I’ve never seen Laguna Beach school board member William Landsiedel as passionate about any issue as he was in his failed bid to stop the board’s approval May 12 of a live stream of our school board meetings. The great thing about Landsiedel is that he always reveals his true colors.

He claims that empowering parents who can’t make meetings to watch their school board from home is political. But it is his opposition to increased accountability going into an election year that is politically self-serving.

Similarly, he claims public access to video archives will promote grandstanding for the cameras, but it was Landsiedel who engaged in grandstanding by claiming his opposition to increased transparency is about limiting spending to classroom needs.

His voting record includes hundreds of thousands of dollars on questionable one-year non-classroom costs, while the one-time cost of a basic video system like our City Council uses is spread out over decades.

Landsiedel argued there was no community support for video streaming meetings online for the public, but candidates who made live meeting podcasts and video archives top issues in their campaigns garnered more than 6,000 votes in 2014. No wonder Landsiedel is worried about increased scrutiny as he decides whether to seek re-election.

Landsiedel voted to create a top-heavy central school district staff in 2013, including inflationary salary increases to hire several senior district administrators who were let go.

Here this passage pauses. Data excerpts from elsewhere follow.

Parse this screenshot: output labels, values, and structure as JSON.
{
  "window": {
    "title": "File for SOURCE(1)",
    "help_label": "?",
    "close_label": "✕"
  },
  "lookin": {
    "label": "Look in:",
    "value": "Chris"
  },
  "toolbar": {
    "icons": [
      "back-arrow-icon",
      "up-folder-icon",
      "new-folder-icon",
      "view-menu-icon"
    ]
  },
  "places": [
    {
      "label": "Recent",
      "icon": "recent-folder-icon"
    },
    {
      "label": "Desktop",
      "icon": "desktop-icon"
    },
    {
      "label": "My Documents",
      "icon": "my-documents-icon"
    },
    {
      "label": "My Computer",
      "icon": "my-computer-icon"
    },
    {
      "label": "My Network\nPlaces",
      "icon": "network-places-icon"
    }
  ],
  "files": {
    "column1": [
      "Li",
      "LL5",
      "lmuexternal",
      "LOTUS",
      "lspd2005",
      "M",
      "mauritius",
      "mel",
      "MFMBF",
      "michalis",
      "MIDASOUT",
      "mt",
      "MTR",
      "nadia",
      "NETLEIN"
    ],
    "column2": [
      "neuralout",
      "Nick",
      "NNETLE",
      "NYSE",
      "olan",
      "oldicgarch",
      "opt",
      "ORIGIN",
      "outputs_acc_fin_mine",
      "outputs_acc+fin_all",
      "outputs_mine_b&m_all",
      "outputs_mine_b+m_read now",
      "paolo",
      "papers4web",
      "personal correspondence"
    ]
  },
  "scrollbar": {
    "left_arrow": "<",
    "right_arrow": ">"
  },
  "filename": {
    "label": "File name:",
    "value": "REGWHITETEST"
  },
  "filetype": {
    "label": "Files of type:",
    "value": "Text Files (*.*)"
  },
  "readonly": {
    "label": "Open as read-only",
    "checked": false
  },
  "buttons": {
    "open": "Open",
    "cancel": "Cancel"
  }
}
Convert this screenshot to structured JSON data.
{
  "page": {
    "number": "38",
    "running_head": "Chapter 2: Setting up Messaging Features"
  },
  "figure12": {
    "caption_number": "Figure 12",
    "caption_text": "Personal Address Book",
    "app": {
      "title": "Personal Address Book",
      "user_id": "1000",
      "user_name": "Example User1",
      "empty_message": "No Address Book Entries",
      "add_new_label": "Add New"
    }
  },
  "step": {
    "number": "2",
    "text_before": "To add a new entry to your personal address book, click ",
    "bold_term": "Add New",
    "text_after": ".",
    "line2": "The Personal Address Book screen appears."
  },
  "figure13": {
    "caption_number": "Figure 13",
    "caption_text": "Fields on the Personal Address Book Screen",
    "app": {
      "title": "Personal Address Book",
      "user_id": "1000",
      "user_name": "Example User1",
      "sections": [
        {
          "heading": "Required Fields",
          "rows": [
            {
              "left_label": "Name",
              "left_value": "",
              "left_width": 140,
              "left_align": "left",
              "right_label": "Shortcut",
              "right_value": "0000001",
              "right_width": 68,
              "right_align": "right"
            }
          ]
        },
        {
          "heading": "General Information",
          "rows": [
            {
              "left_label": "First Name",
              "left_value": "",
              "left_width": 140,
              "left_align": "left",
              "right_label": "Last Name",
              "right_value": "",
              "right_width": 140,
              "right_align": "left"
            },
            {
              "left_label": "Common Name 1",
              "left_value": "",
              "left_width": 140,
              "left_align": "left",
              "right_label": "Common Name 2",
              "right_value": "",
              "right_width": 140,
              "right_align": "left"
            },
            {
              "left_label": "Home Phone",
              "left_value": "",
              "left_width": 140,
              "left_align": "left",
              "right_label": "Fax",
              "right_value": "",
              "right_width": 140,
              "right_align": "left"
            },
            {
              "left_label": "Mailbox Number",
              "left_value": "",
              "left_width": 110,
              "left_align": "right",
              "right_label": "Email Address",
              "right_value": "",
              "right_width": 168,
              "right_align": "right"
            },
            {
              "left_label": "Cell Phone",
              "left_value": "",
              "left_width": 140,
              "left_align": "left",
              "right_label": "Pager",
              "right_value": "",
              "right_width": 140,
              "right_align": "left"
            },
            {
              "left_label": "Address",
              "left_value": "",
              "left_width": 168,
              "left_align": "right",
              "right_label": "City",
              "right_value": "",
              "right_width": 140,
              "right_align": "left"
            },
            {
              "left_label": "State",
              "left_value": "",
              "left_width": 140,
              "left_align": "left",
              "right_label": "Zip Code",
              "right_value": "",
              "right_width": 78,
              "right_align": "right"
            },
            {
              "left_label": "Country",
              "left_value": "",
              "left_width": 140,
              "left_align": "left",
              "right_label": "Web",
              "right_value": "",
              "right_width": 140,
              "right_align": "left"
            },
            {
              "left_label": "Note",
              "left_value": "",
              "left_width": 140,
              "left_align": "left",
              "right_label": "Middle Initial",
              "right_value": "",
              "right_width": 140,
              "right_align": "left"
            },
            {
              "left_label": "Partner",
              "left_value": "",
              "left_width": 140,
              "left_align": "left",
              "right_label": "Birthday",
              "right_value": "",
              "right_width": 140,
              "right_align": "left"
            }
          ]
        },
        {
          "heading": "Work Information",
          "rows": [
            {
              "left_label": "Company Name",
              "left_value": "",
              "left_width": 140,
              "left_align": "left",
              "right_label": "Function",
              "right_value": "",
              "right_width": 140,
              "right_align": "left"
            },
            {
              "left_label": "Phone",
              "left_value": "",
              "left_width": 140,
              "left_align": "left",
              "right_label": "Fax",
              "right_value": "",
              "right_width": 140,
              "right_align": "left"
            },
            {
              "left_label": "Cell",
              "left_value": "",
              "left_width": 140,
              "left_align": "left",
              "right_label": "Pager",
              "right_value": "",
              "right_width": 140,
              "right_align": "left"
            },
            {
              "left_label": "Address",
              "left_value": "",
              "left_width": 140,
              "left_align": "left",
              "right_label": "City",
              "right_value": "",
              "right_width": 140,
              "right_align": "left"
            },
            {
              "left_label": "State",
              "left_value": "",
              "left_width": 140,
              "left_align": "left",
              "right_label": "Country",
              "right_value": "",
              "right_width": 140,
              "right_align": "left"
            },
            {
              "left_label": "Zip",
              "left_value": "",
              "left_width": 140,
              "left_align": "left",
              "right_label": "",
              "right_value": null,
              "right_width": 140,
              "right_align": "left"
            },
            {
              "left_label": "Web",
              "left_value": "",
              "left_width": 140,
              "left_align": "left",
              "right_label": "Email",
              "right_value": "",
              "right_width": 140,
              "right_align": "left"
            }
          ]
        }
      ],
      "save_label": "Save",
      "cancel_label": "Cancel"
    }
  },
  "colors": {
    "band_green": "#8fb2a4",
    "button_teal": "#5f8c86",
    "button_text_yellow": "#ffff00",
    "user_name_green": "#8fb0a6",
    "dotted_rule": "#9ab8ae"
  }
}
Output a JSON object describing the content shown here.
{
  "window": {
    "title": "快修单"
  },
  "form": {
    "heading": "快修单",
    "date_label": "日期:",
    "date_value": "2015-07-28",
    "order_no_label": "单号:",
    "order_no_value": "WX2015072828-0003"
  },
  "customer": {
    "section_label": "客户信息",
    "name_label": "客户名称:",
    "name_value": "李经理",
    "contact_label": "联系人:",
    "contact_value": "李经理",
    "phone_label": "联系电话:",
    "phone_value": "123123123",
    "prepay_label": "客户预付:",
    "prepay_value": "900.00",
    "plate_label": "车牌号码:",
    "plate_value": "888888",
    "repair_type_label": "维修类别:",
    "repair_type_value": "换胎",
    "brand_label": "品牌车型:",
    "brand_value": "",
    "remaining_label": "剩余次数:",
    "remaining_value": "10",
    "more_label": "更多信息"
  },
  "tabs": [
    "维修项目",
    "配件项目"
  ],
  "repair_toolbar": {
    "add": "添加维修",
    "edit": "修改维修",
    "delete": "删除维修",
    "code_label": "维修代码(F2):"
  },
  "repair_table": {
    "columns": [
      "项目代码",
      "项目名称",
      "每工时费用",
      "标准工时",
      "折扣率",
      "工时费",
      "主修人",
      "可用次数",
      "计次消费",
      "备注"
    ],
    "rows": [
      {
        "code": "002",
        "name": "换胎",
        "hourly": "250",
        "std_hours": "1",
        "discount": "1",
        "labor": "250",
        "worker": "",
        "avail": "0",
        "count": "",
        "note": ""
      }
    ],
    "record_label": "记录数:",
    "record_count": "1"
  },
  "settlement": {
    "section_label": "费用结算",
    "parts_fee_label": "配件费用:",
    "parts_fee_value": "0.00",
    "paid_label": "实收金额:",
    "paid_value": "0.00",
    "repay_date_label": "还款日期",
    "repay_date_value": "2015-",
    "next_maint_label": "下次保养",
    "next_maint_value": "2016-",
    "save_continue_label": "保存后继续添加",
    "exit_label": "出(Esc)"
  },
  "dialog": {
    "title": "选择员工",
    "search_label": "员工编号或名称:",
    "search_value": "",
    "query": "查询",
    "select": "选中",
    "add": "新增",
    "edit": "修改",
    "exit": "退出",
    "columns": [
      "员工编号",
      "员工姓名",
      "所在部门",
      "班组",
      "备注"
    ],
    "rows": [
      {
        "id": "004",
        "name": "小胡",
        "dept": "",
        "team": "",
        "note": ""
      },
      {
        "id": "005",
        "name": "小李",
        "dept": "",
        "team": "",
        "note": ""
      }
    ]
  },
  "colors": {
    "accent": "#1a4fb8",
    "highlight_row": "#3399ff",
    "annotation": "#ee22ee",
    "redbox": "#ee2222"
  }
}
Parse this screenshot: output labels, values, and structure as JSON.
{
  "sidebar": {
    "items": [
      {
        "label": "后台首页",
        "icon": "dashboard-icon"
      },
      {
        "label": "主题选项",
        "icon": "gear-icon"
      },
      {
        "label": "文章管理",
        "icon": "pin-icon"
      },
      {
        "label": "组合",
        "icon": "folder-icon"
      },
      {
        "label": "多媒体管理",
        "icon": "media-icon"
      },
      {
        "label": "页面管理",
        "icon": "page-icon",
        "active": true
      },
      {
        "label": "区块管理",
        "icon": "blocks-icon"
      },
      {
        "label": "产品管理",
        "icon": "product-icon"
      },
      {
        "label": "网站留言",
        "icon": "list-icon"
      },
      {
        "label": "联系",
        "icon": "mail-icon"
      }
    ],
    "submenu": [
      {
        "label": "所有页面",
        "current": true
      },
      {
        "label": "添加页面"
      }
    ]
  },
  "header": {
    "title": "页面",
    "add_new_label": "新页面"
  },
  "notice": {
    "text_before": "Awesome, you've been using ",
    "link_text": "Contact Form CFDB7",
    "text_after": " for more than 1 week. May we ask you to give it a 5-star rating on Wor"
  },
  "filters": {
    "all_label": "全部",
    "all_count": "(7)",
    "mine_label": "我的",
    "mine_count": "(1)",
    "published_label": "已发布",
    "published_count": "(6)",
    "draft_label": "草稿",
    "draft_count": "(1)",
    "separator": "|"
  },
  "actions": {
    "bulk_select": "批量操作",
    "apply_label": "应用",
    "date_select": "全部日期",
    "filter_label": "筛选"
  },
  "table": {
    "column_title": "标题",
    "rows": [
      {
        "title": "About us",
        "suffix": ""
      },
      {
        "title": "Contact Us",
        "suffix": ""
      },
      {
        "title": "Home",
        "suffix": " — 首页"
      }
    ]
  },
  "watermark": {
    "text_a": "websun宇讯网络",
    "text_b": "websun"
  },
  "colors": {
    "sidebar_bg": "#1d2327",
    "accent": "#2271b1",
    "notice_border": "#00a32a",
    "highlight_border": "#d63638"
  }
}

It was a few parents who attended the meeting who blew the whistle and stopped waste and abuse in that case.

Landsiedel went along because no one was watching. He wasted more with one vote for non-teaching staff who had to be dismissed, and who would never see the inside of a classroom, than the cost of a simple video system.

The cost in public relations consultants, bad hires, reversal of actions after public outcry, is far greater than the cost of a new communications system to reach the community. We can afford it and it is the right thing to do for a community that cares about its schools.

Who does Landsiedel think he is fooling?